There are two ways to get that clubhouse. Buy a kit or build from scratch. Each method has it pros and cons and each method can be compared to the other so parents can make the best decision.
Buying a Clubhouse Kit:
When you purchase a clubhouse kit, you are basically buying a house in a box. Buying a kit allows homeowners with limited time and building skills to get very nice clubhouses at affordable prices. The cost of a kit will depend on the size of the clubhouse, the materials used for the clubhouse, and any special features.
The size of kit clubhouse can vary from a simple six foot by six foot square room to an elaborate type clubhouse that mimics a real house with separate rooms with a front porch. As you might imagine, the more elaborate a clubhouse is the more complex the assembly will be.

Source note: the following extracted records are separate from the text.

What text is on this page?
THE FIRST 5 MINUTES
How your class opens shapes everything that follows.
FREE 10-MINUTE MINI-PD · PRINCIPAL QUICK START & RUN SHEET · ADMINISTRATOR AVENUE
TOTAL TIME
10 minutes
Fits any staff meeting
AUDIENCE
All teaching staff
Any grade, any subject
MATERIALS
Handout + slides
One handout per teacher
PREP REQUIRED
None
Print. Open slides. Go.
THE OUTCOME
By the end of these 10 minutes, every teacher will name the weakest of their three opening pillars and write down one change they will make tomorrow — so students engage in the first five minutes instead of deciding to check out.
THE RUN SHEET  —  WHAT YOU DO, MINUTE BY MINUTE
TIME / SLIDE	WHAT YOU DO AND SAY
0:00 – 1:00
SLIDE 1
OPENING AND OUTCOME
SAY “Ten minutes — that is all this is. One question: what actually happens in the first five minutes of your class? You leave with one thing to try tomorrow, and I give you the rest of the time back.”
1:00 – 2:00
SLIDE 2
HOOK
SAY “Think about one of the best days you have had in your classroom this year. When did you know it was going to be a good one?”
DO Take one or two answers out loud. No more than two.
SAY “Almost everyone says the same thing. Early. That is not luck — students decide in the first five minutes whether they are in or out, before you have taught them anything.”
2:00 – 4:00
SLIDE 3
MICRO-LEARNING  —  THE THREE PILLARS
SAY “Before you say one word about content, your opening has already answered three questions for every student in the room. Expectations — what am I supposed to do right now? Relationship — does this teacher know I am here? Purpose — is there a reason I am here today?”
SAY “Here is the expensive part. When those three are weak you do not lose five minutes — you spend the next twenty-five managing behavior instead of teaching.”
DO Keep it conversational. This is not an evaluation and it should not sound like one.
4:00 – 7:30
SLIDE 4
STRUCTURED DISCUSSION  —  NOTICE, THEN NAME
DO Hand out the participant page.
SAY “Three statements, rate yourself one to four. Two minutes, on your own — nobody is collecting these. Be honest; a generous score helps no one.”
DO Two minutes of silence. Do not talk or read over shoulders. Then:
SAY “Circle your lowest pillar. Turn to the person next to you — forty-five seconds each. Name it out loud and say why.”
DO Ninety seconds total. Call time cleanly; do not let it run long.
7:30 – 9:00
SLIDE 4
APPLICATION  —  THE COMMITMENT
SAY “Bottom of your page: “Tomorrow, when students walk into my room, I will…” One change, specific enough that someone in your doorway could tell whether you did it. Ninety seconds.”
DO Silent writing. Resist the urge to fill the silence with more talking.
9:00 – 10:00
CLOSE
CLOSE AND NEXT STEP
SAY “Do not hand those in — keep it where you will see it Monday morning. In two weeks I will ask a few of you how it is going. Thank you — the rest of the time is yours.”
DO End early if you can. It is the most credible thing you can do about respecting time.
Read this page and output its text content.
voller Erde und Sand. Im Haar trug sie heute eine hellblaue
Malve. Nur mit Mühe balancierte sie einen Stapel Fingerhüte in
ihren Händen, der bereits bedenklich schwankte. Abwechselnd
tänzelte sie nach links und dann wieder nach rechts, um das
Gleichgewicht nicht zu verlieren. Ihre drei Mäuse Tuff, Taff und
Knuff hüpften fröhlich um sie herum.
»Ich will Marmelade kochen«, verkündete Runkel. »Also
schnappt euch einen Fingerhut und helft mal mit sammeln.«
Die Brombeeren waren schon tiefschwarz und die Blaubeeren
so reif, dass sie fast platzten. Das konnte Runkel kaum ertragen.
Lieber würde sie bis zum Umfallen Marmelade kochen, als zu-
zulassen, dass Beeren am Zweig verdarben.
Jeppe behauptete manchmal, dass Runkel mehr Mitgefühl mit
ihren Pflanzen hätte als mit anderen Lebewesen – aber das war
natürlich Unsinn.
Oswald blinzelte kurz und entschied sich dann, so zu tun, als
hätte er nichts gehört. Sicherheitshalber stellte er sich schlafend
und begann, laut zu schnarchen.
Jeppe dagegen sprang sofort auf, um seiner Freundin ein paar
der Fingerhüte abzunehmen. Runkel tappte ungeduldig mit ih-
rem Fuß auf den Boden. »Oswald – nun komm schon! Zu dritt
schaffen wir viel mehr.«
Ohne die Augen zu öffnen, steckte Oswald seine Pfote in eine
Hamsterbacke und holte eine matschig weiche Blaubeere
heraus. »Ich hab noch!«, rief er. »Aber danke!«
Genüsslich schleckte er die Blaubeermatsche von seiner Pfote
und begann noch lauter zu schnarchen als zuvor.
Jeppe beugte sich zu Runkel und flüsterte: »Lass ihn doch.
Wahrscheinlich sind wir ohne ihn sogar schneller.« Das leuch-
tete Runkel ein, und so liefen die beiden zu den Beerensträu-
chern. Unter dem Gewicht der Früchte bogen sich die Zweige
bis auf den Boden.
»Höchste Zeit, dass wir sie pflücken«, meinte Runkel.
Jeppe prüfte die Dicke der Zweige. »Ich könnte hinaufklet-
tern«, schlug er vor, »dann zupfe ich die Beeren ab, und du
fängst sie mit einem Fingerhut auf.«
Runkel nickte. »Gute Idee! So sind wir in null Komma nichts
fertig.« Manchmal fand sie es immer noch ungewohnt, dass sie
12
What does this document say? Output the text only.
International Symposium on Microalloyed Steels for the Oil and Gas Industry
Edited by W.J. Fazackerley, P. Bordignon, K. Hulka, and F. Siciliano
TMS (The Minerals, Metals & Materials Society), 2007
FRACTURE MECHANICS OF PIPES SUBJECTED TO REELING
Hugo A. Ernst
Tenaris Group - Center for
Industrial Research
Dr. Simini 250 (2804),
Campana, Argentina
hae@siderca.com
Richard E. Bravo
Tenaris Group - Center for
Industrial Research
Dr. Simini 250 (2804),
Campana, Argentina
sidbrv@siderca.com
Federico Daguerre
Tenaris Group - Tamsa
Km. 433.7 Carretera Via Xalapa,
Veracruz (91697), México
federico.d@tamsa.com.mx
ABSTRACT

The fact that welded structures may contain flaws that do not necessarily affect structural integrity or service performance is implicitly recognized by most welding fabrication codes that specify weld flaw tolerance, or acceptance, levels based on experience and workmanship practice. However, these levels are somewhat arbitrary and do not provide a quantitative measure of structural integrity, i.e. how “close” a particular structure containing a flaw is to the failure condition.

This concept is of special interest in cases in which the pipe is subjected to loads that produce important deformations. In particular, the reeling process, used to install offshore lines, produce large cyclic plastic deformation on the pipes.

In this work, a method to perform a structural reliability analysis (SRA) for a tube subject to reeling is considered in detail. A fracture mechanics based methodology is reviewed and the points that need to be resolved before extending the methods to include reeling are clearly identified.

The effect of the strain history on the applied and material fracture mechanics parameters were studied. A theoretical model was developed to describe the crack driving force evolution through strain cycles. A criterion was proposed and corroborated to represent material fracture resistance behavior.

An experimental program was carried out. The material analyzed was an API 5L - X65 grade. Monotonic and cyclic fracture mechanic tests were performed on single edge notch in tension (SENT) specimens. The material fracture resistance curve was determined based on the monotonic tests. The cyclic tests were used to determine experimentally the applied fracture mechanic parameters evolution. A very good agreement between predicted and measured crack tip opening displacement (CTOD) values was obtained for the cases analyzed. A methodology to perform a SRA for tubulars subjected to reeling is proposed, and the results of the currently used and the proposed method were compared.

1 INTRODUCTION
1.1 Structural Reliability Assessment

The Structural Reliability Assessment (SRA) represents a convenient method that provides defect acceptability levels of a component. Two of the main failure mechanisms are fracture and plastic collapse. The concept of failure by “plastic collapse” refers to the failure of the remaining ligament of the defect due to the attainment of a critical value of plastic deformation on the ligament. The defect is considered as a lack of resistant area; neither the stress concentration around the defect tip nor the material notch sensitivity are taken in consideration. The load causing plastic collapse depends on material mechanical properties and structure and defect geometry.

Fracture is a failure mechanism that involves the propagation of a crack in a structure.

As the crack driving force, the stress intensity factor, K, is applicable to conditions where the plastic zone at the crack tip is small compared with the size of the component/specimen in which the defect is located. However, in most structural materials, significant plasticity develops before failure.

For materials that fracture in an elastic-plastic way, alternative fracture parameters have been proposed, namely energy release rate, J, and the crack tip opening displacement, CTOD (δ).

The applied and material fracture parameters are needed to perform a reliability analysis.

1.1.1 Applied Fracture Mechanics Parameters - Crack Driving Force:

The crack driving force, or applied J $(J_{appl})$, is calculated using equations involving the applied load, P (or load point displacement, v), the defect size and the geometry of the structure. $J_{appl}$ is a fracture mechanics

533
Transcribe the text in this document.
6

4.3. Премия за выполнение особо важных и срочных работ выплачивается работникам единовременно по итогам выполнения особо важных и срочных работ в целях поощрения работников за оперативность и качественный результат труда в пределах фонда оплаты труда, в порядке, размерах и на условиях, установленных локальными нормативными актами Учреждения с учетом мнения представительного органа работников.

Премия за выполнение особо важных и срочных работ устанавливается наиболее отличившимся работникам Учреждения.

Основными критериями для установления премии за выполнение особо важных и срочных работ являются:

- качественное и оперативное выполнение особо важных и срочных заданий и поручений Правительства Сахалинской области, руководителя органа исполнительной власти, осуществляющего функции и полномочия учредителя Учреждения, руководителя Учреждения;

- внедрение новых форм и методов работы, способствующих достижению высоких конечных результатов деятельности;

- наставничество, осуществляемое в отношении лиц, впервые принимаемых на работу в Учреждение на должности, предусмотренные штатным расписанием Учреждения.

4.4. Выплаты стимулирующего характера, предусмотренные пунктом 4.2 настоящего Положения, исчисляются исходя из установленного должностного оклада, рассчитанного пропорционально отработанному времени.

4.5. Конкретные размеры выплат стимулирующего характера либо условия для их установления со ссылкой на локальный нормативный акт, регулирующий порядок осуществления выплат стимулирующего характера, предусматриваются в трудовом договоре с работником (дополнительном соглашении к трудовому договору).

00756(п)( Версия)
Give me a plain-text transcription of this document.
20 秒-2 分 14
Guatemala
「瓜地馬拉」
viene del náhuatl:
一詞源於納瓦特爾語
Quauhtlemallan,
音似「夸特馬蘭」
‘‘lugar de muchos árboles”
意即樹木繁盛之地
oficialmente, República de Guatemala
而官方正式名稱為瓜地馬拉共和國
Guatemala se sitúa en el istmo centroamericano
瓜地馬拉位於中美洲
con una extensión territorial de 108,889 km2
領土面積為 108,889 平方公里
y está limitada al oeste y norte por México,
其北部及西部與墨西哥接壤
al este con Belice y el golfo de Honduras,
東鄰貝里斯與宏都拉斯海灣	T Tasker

The average clubhouse kit usually comes as either wood or plastic. Plastic kits are very easy to assemble and are sturdy as long as the assembly instructions are followed. Wood kits require a bit more skill in assembling, but even these are pre-cut and fairly easy to assemble. The species of wood that is used for the clubhouse will have a direct effect on the cost. More expensive types of wood, cedar and oak, will cost more than pressure treated pine.
You can find kits that offer special features as well. These often include things like a singled roof, front porch, screened areas, and realistic windows that slide open and close. Of course, the more of these special features you choose in your kit, the more expensive it will be.
Build From Scratch:
The second way to get a kid's clubhouse is to buy some plans online and build it yourself. Parents might be amazed at the variety of plans that are available for backyard clubhouses. Blueprints are available for many different sizes of clubhouse as well as various designs of clubhouses.
One of the major benefits to buying plans and building from scratch is that you have a much wider variety to choose from. You can find clubhouses that look like gingerbread houses or log cabins. You can find clubhouse plans that resemble miniature Victorian homes to something straight out of the Old West.
The most apparent disadvantage to building from plans is that the homeowner is required to get all of the materials and to then build the structure according to the instructions. This will require cutting and fitting and many other carpentry skills.
A good way to get around this problem is to contact a local contractor who may be able to help you get your plans off of paper and into the backyard.
No matter which method you choose, a backyard clubhouse will bring years of fun and pleasure to your kids.